Hanko — Japanese Signature Seals
by Steve Weiss
There comes a time in the life of an instructor when you are faced with the task of issuing menkyo (rank certificates) to your students. One of the essentials pertaining to this job is the proper use of hanko (seals). The first thing you must do is of course find a qualified seal carver to make the actual seals for you. At this point you will probably wish to have at least three seals made. These should include your personal seal, your dojo and/or organizational seal, and the ryu seal. If you instruct in more than one ryu you will want to have seals made for each.
Most seals are carved from soapstone and always done in tensho (ancient-style characters). Stones are much like jewelry in terms of quality. There are over 30 types of stones used for seals. Yellow stones are usually the most expensive. Most stones come from China, some from Japan, and only a few from Taiwan.
Most of your hanko should be relatively small. Only kings or emperors used the large seals. (By the way some kings used to have their seals carved from gold and some used bronze or brass). Most seals are square or rectangular. Banks commonly use round seals.
Once you have your hanko made you are ready to start thinking about how to actually use them. Next you will need to purchase inniku (a red ink pad for your hanko). There are a wide variety of inkpads available and the cost will vary greatly. The Japanese have six different colors of red and the Chinese have three. Inexpensive inkpads will start at around $20.00 and go on up into the $100s. Be advised that the quality of the inkpad will determine the quality of the seal impression. Most artists will use a very dark red for a line seal and an orange/red for a reversed seal. However, you will usually want to use only one color per menkyo.
Next we must consider where to apply your hanko. Your personal seal will normally be applied over your signature on a menkyo. If you are using the same seal on a kakemono (hanging scroll) it will normally go under your signature. The other two seals are not as critical. Usually your organizational seal will go over that written portion on the menkyo itself but can be placed where you wish. The ryu seal is usually placed over the written portion also but once again feel free to place it where you like. Many instructors like to place the latter two seals over the person’s name and rank so they cannot be changed. To apply ink to your hanko hold the inkpad in your left hand (never let it rest on a hard surface) and the hanko in your right hand. Gently tap the inkpad 10–20 times making sure that you apply ink to the border of the hanko. You will notice when you purchase the inkpad that the pad slightly slopes downward from the center. This is the way you wish to keep your pad shaped. The more expensive inkpads will come with a little spoon made from horn. This spoon is used to help you maintain the shape of the pad for proper use. As you tap the hanko against the pad it is not necessary to apply ink to the entire hanko with every tap. Actually, with large seals, this is impossible.

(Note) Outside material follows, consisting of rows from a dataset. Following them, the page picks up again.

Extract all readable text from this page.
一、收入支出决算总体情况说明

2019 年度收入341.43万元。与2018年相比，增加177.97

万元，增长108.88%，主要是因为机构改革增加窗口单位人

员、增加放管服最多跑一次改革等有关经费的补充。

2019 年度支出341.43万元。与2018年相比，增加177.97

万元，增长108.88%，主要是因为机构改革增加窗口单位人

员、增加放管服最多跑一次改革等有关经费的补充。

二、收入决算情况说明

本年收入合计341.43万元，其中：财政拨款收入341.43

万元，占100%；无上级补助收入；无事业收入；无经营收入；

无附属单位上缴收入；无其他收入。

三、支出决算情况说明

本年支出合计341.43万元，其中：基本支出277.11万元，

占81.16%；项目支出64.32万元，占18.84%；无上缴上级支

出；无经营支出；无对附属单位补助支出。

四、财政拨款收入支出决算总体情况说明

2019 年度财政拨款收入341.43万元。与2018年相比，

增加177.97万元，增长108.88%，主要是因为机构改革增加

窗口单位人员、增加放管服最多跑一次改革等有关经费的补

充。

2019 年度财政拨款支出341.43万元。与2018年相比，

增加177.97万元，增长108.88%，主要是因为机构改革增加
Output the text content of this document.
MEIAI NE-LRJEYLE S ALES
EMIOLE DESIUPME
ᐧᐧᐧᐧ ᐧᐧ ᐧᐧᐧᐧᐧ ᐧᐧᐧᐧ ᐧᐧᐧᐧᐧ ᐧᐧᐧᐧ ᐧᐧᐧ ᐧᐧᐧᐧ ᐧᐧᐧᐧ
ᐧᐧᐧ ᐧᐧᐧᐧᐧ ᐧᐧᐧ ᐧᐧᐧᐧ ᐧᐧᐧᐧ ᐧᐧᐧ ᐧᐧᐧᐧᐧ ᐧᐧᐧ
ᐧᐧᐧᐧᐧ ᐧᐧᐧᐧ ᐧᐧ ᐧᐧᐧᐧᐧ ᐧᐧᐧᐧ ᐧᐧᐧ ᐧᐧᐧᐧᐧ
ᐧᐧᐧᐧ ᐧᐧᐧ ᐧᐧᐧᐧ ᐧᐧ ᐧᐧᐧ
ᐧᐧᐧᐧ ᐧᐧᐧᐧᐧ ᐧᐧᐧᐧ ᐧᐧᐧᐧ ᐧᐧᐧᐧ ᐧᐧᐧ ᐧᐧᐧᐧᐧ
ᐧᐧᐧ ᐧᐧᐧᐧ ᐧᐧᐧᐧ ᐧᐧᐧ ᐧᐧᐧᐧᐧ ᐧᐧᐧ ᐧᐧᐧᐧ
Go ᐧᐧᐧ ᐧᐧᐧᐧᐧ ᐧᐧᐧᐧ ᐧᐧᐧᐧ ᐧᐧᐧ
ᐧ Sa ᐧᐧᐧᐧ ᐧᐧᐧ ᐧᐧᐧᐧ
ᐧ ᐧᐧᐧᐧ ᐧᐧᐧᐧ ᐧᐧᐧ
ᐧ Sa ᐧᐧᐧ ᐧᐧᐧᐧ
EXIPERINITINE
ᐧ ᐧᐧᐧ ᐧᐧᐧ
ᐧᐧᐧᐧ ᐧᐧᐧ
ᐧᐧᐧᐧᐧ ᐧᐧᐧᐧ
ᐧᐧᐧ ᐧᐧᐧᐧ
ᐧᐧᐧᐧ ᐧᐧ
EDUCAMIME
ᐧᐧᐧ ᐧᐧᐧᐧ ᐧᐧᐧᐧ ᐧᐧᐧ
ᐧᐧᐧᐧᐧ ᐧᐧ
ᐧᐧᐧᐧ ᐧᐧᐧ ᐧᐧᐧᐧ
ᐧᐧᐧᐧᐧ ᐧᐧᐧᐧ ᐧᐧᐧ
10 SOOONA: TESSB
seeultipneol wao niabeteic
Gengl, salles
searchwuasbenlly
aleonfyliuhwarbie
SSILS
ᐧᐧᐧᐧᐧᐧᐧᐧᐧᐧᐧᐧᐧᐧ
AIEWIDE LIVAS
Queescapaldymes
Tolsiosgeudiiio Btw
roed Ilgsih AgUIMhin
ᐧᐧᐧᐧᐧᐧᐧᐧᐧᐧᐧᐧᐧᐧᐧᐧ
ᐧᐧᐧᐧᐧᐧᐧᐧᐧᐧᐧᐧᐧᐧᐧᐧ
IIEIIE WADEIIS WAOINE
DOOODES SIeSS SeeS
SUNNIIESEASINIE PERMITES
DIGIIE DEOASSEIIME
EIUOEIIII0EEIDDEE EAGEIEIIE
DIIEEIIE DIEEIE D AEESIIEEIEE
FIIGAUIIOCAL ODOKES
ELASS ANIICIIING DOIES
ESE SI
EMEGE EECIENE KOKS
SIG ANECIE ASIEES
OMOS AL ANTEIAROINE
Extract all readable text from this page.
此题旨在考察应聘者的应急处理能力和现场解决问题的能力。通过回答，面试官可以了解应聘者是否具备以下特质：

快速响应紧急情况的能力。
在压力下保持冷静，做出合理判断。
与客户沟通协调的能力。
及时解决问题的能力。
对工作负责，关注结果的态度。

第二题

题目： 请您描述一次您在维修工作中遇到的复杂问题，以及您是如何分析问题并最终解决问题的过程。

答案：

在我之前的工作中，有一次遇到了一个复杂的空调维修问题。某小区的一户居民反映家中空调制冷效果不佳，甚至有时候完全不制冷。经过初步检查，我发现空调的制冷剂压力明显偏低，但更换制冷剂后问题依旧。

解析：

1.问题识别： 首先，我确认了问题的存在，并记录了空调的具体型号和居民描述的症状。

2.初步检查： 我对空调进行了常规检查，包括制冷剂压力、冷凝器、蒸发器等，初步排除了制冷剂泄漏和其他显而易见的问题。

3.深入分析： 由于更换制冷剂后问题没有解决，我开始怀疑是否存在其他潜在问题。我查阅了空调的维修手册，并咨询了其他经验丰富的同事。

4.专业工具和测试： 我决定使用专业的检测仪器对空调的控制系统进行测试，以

Now you are ready to actually stamp the menkyo. Before you do this be sure and put a piece of shitajiki (felt) under the menkyo. This will help the ink sink into the paper itself and will also help keep the hanko from being damaged. Now apply the ink to the paper by pressing down hard and maintaining the pressure for a few seconds. Next leave the hanko in contact with the paper but release the pressure. Next press down one more time and then quickly lift the hanko straight up. By the way, applying ink is considered a skill unto itself, so you will want to practice. Be sure and let the ink dry before you roll the scroll back up.
A few more comments about the ink itself. The air will dry out the ink so you will want to keep the container tightly closed. Only two companies make inkpads in China and none in Taiwan. The best company is over 300 years old and guarantees the ink for 50 years. Cheap ink has more oil in it and will fade out in three months to one year. Cheap ink is also very ugly. (This article will not discuss the other important element so important to hanko, paper — there are hundreds of types of paper.)
Once you are finished with your hanko always clean them before putting them up. Take a piece of tissue paper and stamp it several times to remove the excess ink. Next take a toothbrush and run it across the hanko several times to get between the characters. By the way, don't ever use your hanko with red ink and then orange ink without a good cleaning or you will distort the inkpad forever.
For storage some sort of padded box is best. Most hanko will come in a little box when you purchase them. They look like a miniature casket padded on the sides and bottom. Another idea is to buy a nice wooden box or even a cigar box will work fine. Be sure and pad the box well to prevent the stones from chipping.
Remember that your hanko are made from a very soft stone and will break easily. But with proper use and care they will last a lifetime.